WHAT IS BIG DATA
Big Data is a collection of data that is largely characterized by the following components:
• the large volume of data which exists
• the wide variety of data types
• the velocity at which much of the data is generated, collated, processed and disseminated
• the veracity, meaning the reliability or truthfulness of the data
• the value, or the worth of the information which can be attained by the processing and analysis of large datasets
Big data gives you new insights that open up new opportunities and business models. Getting started involves three key actions:
1. Integrate
Big data brings together data from many disparate sources and applications. Traditional data integration mechanisms, such as extract, transform, and load (ETL) generally aren’t up to the task. It requires new strategies and technologies to analyze big data sets at terabyte, or even petabyte, scale.

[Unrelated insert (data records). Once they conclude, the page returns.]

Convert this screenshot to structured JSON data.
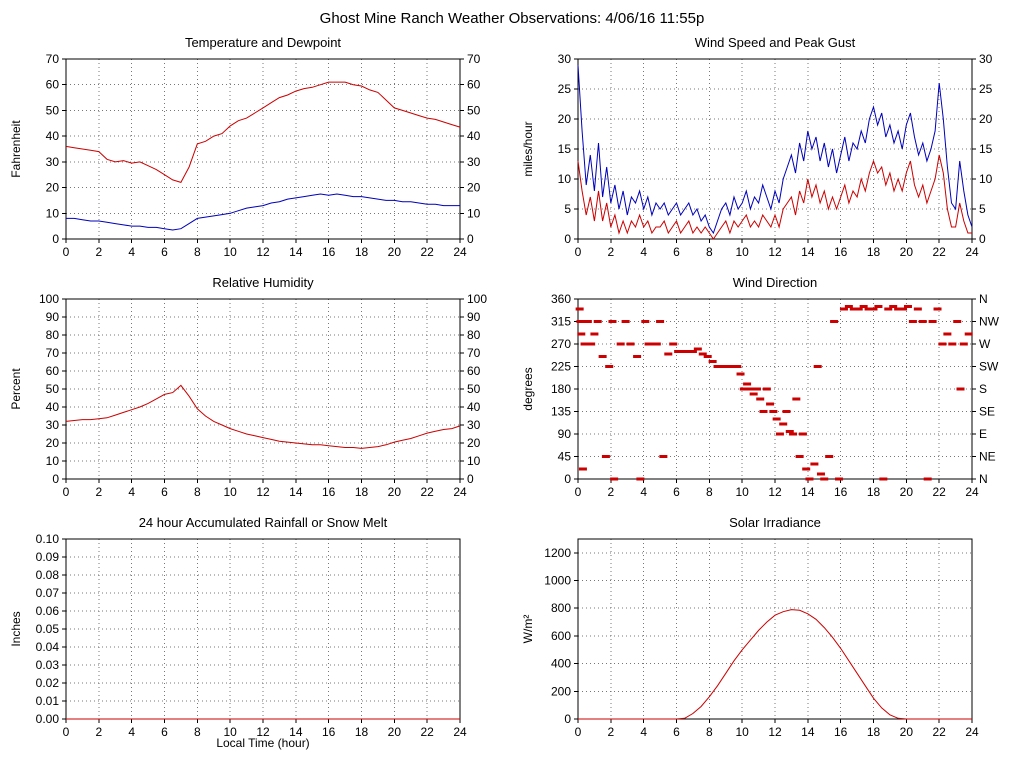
{
  "page_title": "Ghost Mine Ranch Weather Observations: 4/06/16 11:55p",
  "xlabel": "Local Time (hour)",
  "colors": {
    "red": "#cc0000",
    "blue": "#0000bb",
    "grid": "#777777",
    "axis": "#000000"
  },
  "chart_data": [
    {
      "id": "temperature-dewpoint",
      "type": "line",
      "title": "Temperature and Dewpoint",
      "ylabel": "Fahrenheit",
      "xlim": [
        0,
        24
      ],
      "xtick_step": 2,
      "ylim": [
        0,
        70
      ],
      "yticks": [
        0,
        10,
        20,
        30,
        40,
        50,
        60,
        70
      ],
      "right_axis": "mirror",
      "show_xlabel": false,
      "series": [
        {
          "name": "temperature",
          "color": "red",
          "type": "line",
          "x_start": 0,
          "x_step": 0.5,
          "y": [
            36,
            35.5,
            35,
            34.5,
            34,
            31,
            30,
            30.5,
            29.5,
            30,
            28.5,
            27,
            25,
            23,
            22,
            28,
            37,
            38,
            40,
            41,
            44,
            46,
            47,
            49,
            51,
            53,
            55,
            56,
            57.5,
            58.5,
            59,
            60,
            61,
            61,
            61,
            60,
            59.5,
            58,
            57,
            54,
            51,
            50,
            49,
            48,
            47,
            46.5,
            45.5,
            44.5,
            43.5
          ]
        },
        {
          "name": "dewpoint",
          "color": "blue",
          "type": "line",
          "x_start": 0,
          "x_step": 0.5,
          "y": [
            8,
            8,
            7.5,
            7,
            7,
            6.5,
            6,
            5.5,
            5,
            5,
            4.5,
            4.5,
            4,
            3.5,
            4,
            6,
            8,
            8.5,
            9,
            9.5,
            10,
            11,
            12,
            12.5,
            13,
            14,
            14.5,
            15.5,
            16,
            16.5,
            17,
            17.5,
            17,
            17.5,
            17,
            16.5,
            16.5,
            16,
            15.5,
            15,
            15,
            14.5,
            14.5,
            14,
            13.5,
            13.5,
            13,
            13,
            13
          ]
        }
      ]
    },
    {
      "id": "wind-speed-gust",
      "type": "line",
      "title": "Wind Speed and Peak Gust",
      "ylabel": "miles/hour",
      "xlim": [
        0,
        24
      ],
      "xtick_step": 2,
      "ylim": [
        0,
        30
      ],
      "yticks": [
        0,
        5,
        10,
        15,
        20,
        25,
        30
      ],
      "right_axis": "mirror",
      "show_xlabel": false,
      "series": [
        {
          "name": "peak-gust",
          "color": "blue",
          "type": "line",
          "x_start": 0,
          "x_step": 0.25,
          "y": [
            29,
            18,
            9,
            14,
            8,
            16,
            7,
            12,
            6,
            9,
            5,
            8,
            4,
            7,
            6,
            8,
            5,
            7,
            4,
            6,
            5,
            6,
            4,
            5,
            6,
            4,
            5,
            6,
            4,
            5,
            3,
            4,
            2,
            1,
            3,
            5,
            6,
            4,
            7,
            5,
            6,
            8,
            5,
            7,
            6,
            9,
            7,
            5,
            8,
            6,
            10,
            12,
            14,
            11,
            16,
            13,
            18,
            15,
            17,
            13,
            16,
            12,
            15,
            11,
            14,
            17,
            13,
            16,
            15,
            18,
            16,
            20,
            22,
            19,
            21,
            17,
            19,
            16,
            18,
            15,
            19,
            21,
            17,
            14,
            16,
            13,
            15,
            18,
            26,
            20,
            12,
            6,
            5,
            13,
            8,
            4,
            2
          ]
        },
        {
          "name": "wind-speed",
          "color": "red",
          "type": "line",
          "x_start": 0,
          "x_step": 0.25,
          "y": [
            13,
            8,
            4,
            7,
            3,
            8,
            3,
            6,
            2,
            4,
            1,
            3,
            1,
            3,
            2,
            4,
            2,
            3,
            1,
            2,
            2,
            3,
            1,
            2,
            3,
            1,
            2,
            3,
            1,
            2,
            1,
            2,
            1,
            0,
            1,
            2,
            3,
            1,
            3,
            2,
            3,
            4,
            2,
            3,
            2,
            4,
            3,
            2,
            4,
            2,
            5,
            6,
            7,
            4,
            8,
            6,
            10,
            7,
            9,
            6,
            8,
            5,
            7,
            5,
            7,
            9,
            6,
            8,
            7,
            10,
            8,
            11,
            13,
            11,
            12,
            9,
            11,
            8,
            10,
            8,
            11,
            13,
            9,
            7,
            9,
            6,
            8,
            10,
            14,
            11,
            5,
            2,
            2,
            6,
            3,
            1,
            1
          ]
        }
      ]
    },
    {
      "id": "relative-humidity",
      "type": "line",
      "title": "Relative Humidity",
      "ylabel": "Percent",
      "xlim": [
        0,
        24
      ],
      "xtick_step": 2,
      "ylim": [
        0,
        100
      ],
      "yticks": [
        0,
        10,
        20,
        30,
        40,
        50,
        60,
        70,
        80,
        90,
        100
      ],
      "right_axis": "mirror",
      "show_xlabel": false,
      "series": [
        {
          "name": "humidity",
          "color": "red",
          "type": "line",
          "x_start": 0,
          "x_step": 0.5,
          "y": [
            32,
            32.5,
            33,
            33,
            33.5,
            34,
            35.5,
            37,
            38.5,
            40,
            42,
            44.5,
            47,
            48,
            52,
            46,
            39,
            35,
            32,
            30,
            28,
            26.5,
            25,
            24,
            23,
            22,
            21,
            20.5,
            20,
            19.5,
            19,
            19,
            18.5,
            18,
            17.5,
            17.5,
            17,
            17.5,
            18,
            19,
            20.5,
            21.5,
            22.5,
            24,
            25.5,
            26.5,
            27.5,
            28,
            29.5
          ]
        }
      ]
    },
    {
      "id": "wind-direction",
      "type": "scatter",
      "title": "Wind Direction",
      "ylabel": "degrees",
      "xlim": [
        0,
        24
      ],
      "xtick_step": 2,
      "ylim": [
        0,
        360
      ],
      "yticks": [
        0,
        45,
        90,
        135,
        180,
        225,
        270,
        315,
        360
      ],
      "right_axis": "compass",
      "right_labels": [
        "N",
        "NE",
        "E",
        "SE",
        "S",
        "SW",
        "W",
        "NW",
        "N"
      ],
      "show_xlabel": false,
      "series": [
        {
          "name": "wind-direction",
          "color": "red",
          "type": "scatter",
          "x": [
            0.1,
            0.15,
            0.2,
            0.3,
            0.4,
            0.6,
            0.8,
            1.0,
            1.2,
            1.5,
            1.7,
            1.9,
            2.1,
            2.2,
            2.6,
            2.9,
            3.2,
            3.6,
            3.8,
            4.1,
            4.3,
            4.6,
            4.8,
            5.0,
            5.2,
            5.5,
            5.8,
            6.1,
            6.4,
            6.7,
            7.0,
            7.3,
            7.6,
            7.9,
            8.2,
            8.5,
            8.8,
            9.1,
            9.4,
            9.7,
            9.9,
            10.1,
            10.3,
            10.5,
            10.7,
            10.9,
            11.1,
            11.3,
            11.5,
            11.7,
            11.9,
            12.1,
            12.3,
            12.5,
            12.7,
            12.9,
            13.1,
            13.3,
            13.5,
            13.7,
            13.9,
            14.1,
            14.4,
            14.6,
            14.8,
            15.0,
            15.3,
            15.6,
            15.9,
            16.2,
            16.5,
            16.8,
            17.1,
            17.4,
            17.7,
            18.0,
            18.3,
            18.6,
            18.9,
            19.2,
            19.5,
            19.8,
            20.1,
            20.4,
            20.7,
            21.0,
            21.3,
            21.6,
            21.9,
            22.2,
            22.5,
            22.8,
            23.1,
            23.3,
            23.5,
            23.8
          ],
          "y": [
            340,
            315,
            290,
            20,
            270,
            315,
            270,
            290,
            315,
            245,
            45,
            225,
            315,
            0,
            270,
            315,
            270,
            245,
            0,
            315,
            270,
            270,
            270,
            315,
            45,
            250,
            270,
            255,
            255,
            255,
            255,
            260,
            250,
            245,
            235,
            225,
            225,
            225,
            225,
            225,
            210,
            180,
            190,
            180,
            170,
            180,
            160,
            135,
            180,
            150,
            135,
            120,
            90,
            110,
            135,
            95,
            90,
            160,
            45,
            90,
            20,
            0,
            30,
            225,
            10,
            0,
            45,
            315,
            0,
            340,
            345,
            340,
            340,
            345,
            340,
            340,
            345,
            0,
            340,
            345,
            340,
            340,
            345,
            315,
            340,
            315,
            0,
            315,
            340,
            270,
            290,
            270,
            315,
            180,
            270,
            290
          ]
        }
      ]
    },
    {
      "id": "rainfall",
      "type": "line",
      "title": "24 hour Accumulated Rainfall or Snow Melt",
      "ylabel": "Inches",
      "xlim": [
        0,
        24
      ],
      "xtick_step": 2,
      "ylim": [
        0,
        0.1
      ],
      "yticks": [
        0,
        0.01,
        0.02,
        0.03,
        0.04,
        0.05,
        0.06,
        0.07,
        0.08,
        0.09,
        0.1
      ],
      "ytick_labels": [
        "0.00",
        "0.01",
        "0.02",
        "0.03",
        "0.04",
        "0.05",
        "0.06",
        "0.07",
        "0.08",
        "0.09",
        "0.10"
      ],
      "right_axis": null,
      "show_xlabel": true,
      "series": [
        {
          "name": "rainfall",
          "color": "red",
          "type": "line",
          "x": [
            0,
            24
          ],
          "y": [
            0,
            0
          ]
        }
      ]
    },
    {
      "id": "solar-irradiance",
      "type": "line",
      "title": "Solar Irradiance",
      "ylabel": "W/m²",
      "xlim": [
        0,
        24
      ],
      "xtick_step": 2,
      "ylim": [
        0,
        1300
      ],
      "yticks": [
        0,
        200,
        400,
        600,
        800,
        1000,
        1200
      ],
      "right_axis": null,
      "show_xlabel": false,
      "series": [
        {
          "name": "solar",
          "color": "red",
          "type": "line",
          "x_start": 0,
          "x_step": 0.5,
          "y": [
            0,
            0,
            0,
            0,
            0,
            0,
            0,
            0,
            0,
            0,
            0,
            0,
            0,
            5,
            40,
            90,
            160,
            240,
            330,
            420,
            500,
            570,
            640,
            700,
            750,
            775,
            790,
            785,
            760,
            720,
            660,
            590,
            510,
            420,
            330,
            240,
            150,
            80,
            30,
            5,
            0,
            0,
            0,
            0,
            0,
            0,
            0,
            0,
            0
          ]
        }
      ]
    }
  ]
}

During integration, you need to bring in the data, process it, and make sure it’s formatted and available in a form that your business analysts can get started with.
2. Manage
Big data requires storage. Your storage solution can be in the cloud, on premises, or both. You can store your data in any form you want and bring your desired processing requirements and necessary process engines to those data sets on an on-demand basis. Many people choose their storage solution according to where their data is currently residing. The cloud is gradually gaining popularity because it supports your current compute requirements and enables you to spin up resources as needed.
3. Analyze
Your investment in big data pays off when you analyze and act on your data. Get new clarity with a visual analysis of your varied data sets. Explore the data further to make new discoveries. Share your findings with others. Build data models with machine learning and artificial intelligence. Put your data to work.
BIG DATA BEST PRACTICES
1. Align big data with specific business goals
More extensive data sets enable you to make new discoveries. To that end, it is important to base new investments in skills, organization, or infrastructure with a strong business-driven context to guarantee ongoing project investments and funding. To determine if you are on the right track, ask how big data supports and enables your top business and IT priorities. Examples include understanding how to filter web logs to understand ecommerce behaviour, deriving sentiment from social media and customer support interactions, and understanding statistical correlation methods and their relevance for customer, product, manufacturing, and engineering data.
2. Ease skills shortage with standards and governance
One of the biggest obstacles to benefiting from your investment in big data is a skills shortage. You can mitigate this risk by ensuring that big data technologies, considerations, and decisions are added to your IT governance program. Standardizing your approach will allow you to manage costs and leverage resources. Organizations implementing big data solutions and strategies should assess their skill requirements early and often and should proactively identify any potential skill gaps. These can be addressed by training/cross-training existing resources, hiring new resources, and leveraging consulting firms.
3. Optimize knowledge transfer with a centre of excellence
Use a centre of excellence approach to share knowledge, control oversight, and manage project communications. Whether big data is a new or expanding investment, the soft and hard costs can be shared across the enterprise. Leveraging this approach can help increase big data capabilities and overall information architecture maturity in a more structured and systematic way.
4. Top payoff is aligning unstructured with structured data
It is certainly valuable to analyse big data on its own. But you can bring even greater business insights by connecting and integrating low density big data with the structured data you are already using today.
Whether you are capturing customer, product, equipment, or environmental big data, the goal is to add more relevant data points to your core master and analytical summaries, leading to better conclusions. For example, there is a difference in distinguishing all customer sentiment from that of only your best customers. Which is why many see big data as an integral extension of their existing business intelligence capabilities, data warehousing platform, and information architecture.
Keep in mind that the big data analytical processes and models can be both human- and machine-based. Big data analytical capabilities include statistics, spatial analysis, semantics, interactive discovery, and visualization. Using analytical models, you can correlate different types and sources of data to make associations and meaningful discoveries.
5. Align with the cloud operating model
Big data processes and users require access to a broad array of resources for both iterative experimentation and running production jobs. A big data solution includes all data realms including transactions, master data, reference data, and summarized data. Analytical sandboxes should be created on demand. Resource management is critical to ensure control of the entire data flow including pre- and post-processing, integration, in-database summarization, and analytical modelling. A well-planned private and public cloud provisioning and security strategy plays an integral role in supporting these changing requirements.